Every time I return to Phoenix I see these palms
as a child’s height marks on a kitchen wall,
taller now than the yuccas they were planted with,
taller than the Texas sage trimmed
to a perfect gray-green globe with pointillist
lavender blooms, taller than I,
who stopped growing years ago and commenced instead
my slow, almost imperceptible slouch
to my parents’ old age:
Father’s painful bend- really a bending of a bend-
to pick up the paper at the end of the sidewalk;
Mother, just released from Good Samaritan,
curled sideways on a sofa watching the soaps,
an unwanted tear inching down
at the plight of some hapless Hilary or Tiffany.
How she’d rail against television as a waste of time!
Now, with one arthritis-mangled hand,
she aims the remote control at the set
and flicks it off in triumph, turning to me
as I turn to the trees framed in the Arcadia door.
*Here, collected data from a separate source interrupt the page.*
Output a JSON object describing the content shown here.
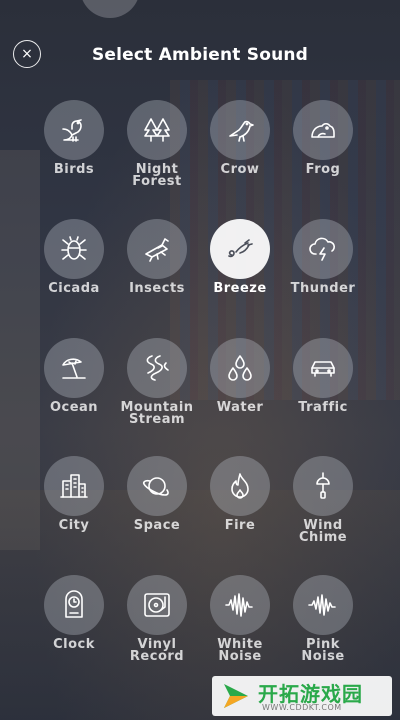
{
  "header": {
    "title": "Select Ambient Sound",
    "close_label": "×"
  },
  "sounds": [
    {
      "label": "Birds",
      "icon": "bird-icon"
    },
    {
      "label": "Night\nForest",
      "icon": "forest-icon"
    },
    {
      "label": "Crow",
      "icon": "crow-icon"
    },
    {
      "label": "Frog",
      "icon": "frog-icon"
    },
    {
      "label": "Cicada",
      "icon": "cicada-icon"
    },
    {
      "label": "Insects",
      "icon": "insect-icon"
    },
    {
      "label": "Breeze",
      "icon": "breeze-icon",
      "selected": true
    },
    {
      "label": "Thunder",
      "icon": "thunder-icon"
    },
    {
      "label": "Ocean",
      "icon": "beach-umbrella-icon"
    },
    {
      "label": "Mountain\nStream",
      "icon": "stream-icon"
    },
    {
      "label": "Water",
      "icon": "water-drops-icon"
    },
    {
      "label": "Traffic",
      "icon": "car-icon"
    },
    {
      "label": "City",
      "icon": "buildings-icon"
    },
    {
      "label": "Space",
      "icon": "planet-icon"
    },
    {
      "label": "Fire",
      "icon": "flame-icon"
    },
    {
      "label": "Wind\nChime",
      "icon": "wind-chime-icon"
    },
    {
      "label": "Clock",
      "icon": "clock-icon"
    },
    {
      "label": "Vinyl\nRecord",
      "icon": "turntable-icon"
    },
    {
      "label": "White\nNoise",
      "icon": "waveform-icon"
    },
    {
      "label": "Pink\nNoise",
      "icon": "waveform-icon"
    }
  ],
  "watermark": {
    "text": "开拓游戏园",
    "url": "WWW.CDDKT.COM"
  },
  "colors": {
    "selected_circle": "#ffffff",
    "circle": "#bec3cd",
    "brand_green": "#2aa94a"
  }
}
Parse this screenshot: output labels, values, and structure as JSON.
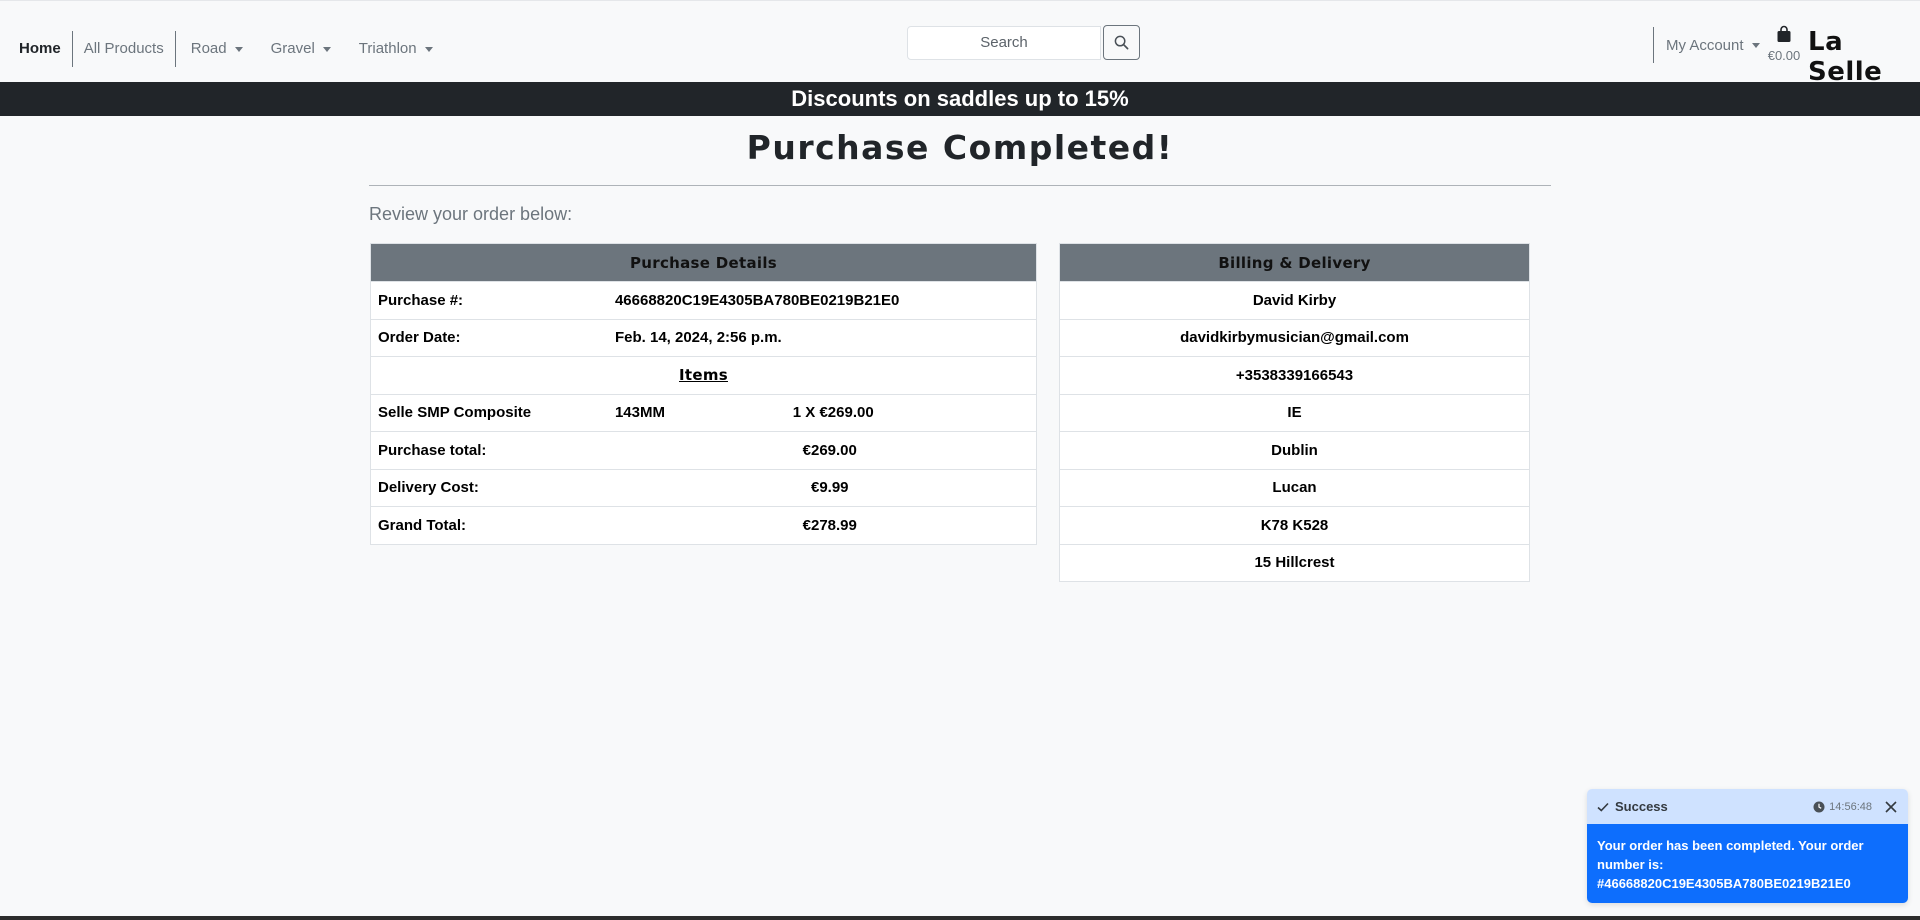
{
  "nav": {
    "home": "Home",
    "all_products": "All Products",
    "road": "Road",
    "gravel": "Gravel",
    "triathlon": "Triathlon",
    "search_placeholder": "Search",
    "my_account": "My Account",
    "bag_total": "€0.00",
    "brand": "La Selle"
  },
  "banner": "Discounts on saddles up to 15%",
  "page": {
    "title": "Purchase Completed!",
    "review": "Review your order below:"
  },
  "purchase": {
    "heading": "Purchase Details",
    "purchase_no_label": "Purchase #:",
    "purchase_no": "46668820C19E4305BA780BE0219B21E0",
    "order_date_label": "Order Date:",
    "order_date": "Feb. 14, 2024, 2:56 p.m.",
    "items_heading": "Items",
    "items": [
      {
        "name": "Selle SMP Composite",
        "size": "143MM",
        "qty_price": "1 X €269.00"
      }
    ],
    "purchase_total_label": "Purchase total:",
    "purchase_total": "€269.00",
    "delivery_label": "Delivery Cost:",
    "delivery": "€9.99",
    "grand_total_label": "Grand Total:",
    "grand_total": "€278.99"
  },
  "billing": {
    "heading": "Billing & Delivery",
    "name": "David Kirby",
    "email": "davidkirbymusician@gmail.com",
    "phone": "+3538339166543",
    "country": "IE",
    "county": "Dublin",
    "town": "Lucan",
    "postcode": "K78 K528",
    "street": "15 Hillcrest"
  },
  "toast": {
    "title": "Success",
    "time": "14:56:48",
    "message": "Your order has been completed. Your order number is: #46668820C19E4305BA780BE0219B21E0",
    "colors": {
      "header": "#cfe2ff",
      "body": "#0d6efd"
    }
  }
}
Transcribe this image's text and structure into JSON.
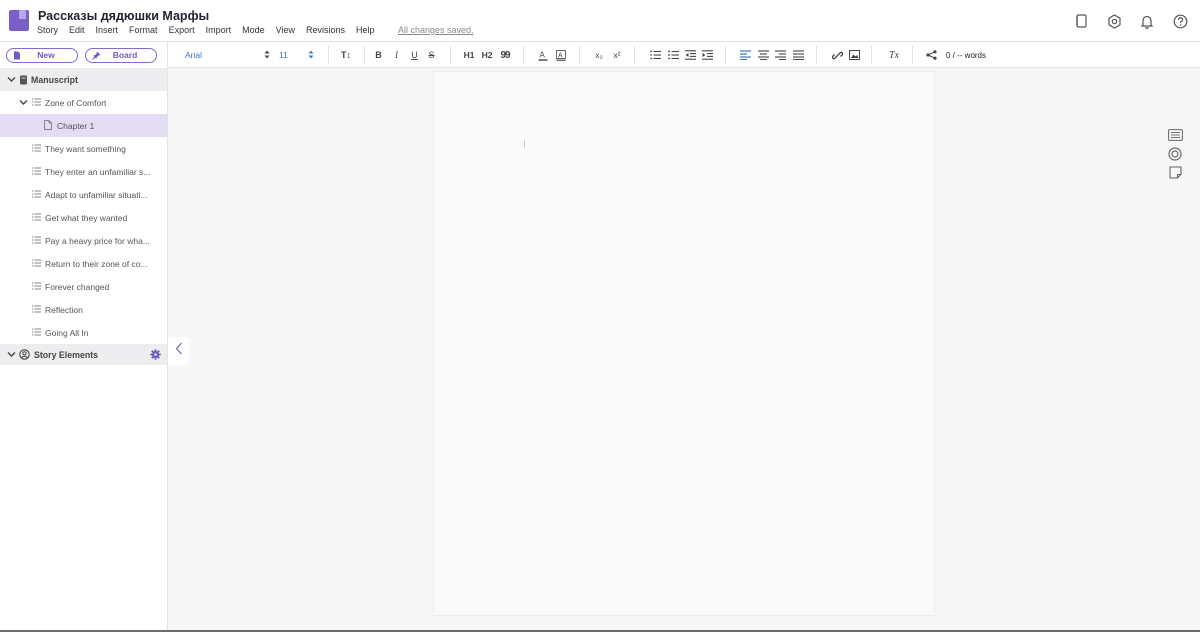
{
  "app": {
    "title": "Рассказы дядюшки Марфы",
    "menu": [
      "Story",
      "Edit",
      "Insert",
      "Format",
      "Export",
      "Import",
      "Mode",
      "View",
      "Revisions",
      "Help"
    ],
    "save_status": "All changes saved.",
    "accent_color": "#7b5fc8",
    "top_icons": [
      "notebook-icon",
      "settings-icon",
      "bell-icon",
      "help-icon"
    ]
  },
  "sidebar": {
    "new_label": "New",
    "board_label": "Board",
    "manuscript_label": "Manuscript",
    "items": [
      {
        "label": "Zone of Comfort",
        "type": "outline",
        "expanded": true
      },
      {
        "label": "Chapter 1",
        "type": "chapter",
        "selected": true
      },
      {
        "label": "They want something",
        "type": "outline"
      },
      {
        "label": "They enter an unfamiliar s...",
        "type": "outline"
      },
      {
        "label": "Adapt to unfamiliar situati...",
        "type": "outline"
      },
      {
        "label": "Get what they wanted",
        "type": "outline"
      },
      {
        "label": "Pay a heavy price for wha...",
        "type": "outline"
      },
      {
        "label": "Return to their zone of co...",
        "type": "outline"
      },
      {
        "label": "Forever changed",
        "type": "outline"
      },
      {
        "label": "Reflection",
        "type": "outline"
      },
      {
        "label": "Going All In",
        "type": "outline"
      }
    ],
    "story_elements_label": "Story Elements"
  },
  "toolbar": {
    "font_family": "Arial",
    "font_size": "11",
    "word_count": "0 / -- words",
    "b": "B",
    "i": "I",
    "u": "U",
    "s": "S",
    "h1": "H1",
    "h2": "H2",
    "quote": "99",
    "sub": "x₂",
    "sup": "x²",
    "clear": "Tx"
  }
}
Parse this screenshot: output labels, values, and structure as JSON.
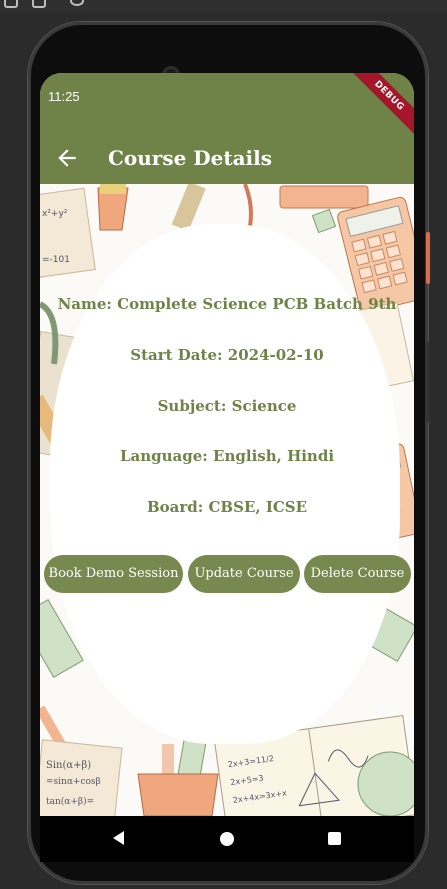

Her smile of affection melts into the back of my head,
a throb that presses me forward,
hand pressed to glass. I feel the desert heat
and see the beautiful shudders of the palms in the yard
and wonder why I despised this place so,
why I moved from city to temperate city, anywhere
without palms and cactus trees.
I found no paradise, as my parents know,
but neither did they, with their eager sprinklers
and scrawny desert plants pumped up to artificial splendor,
and their lives sighing away, exhaling slowly,
the man and woman
who teach me now as they could not before
to prefer real hell to any imaginary paradise.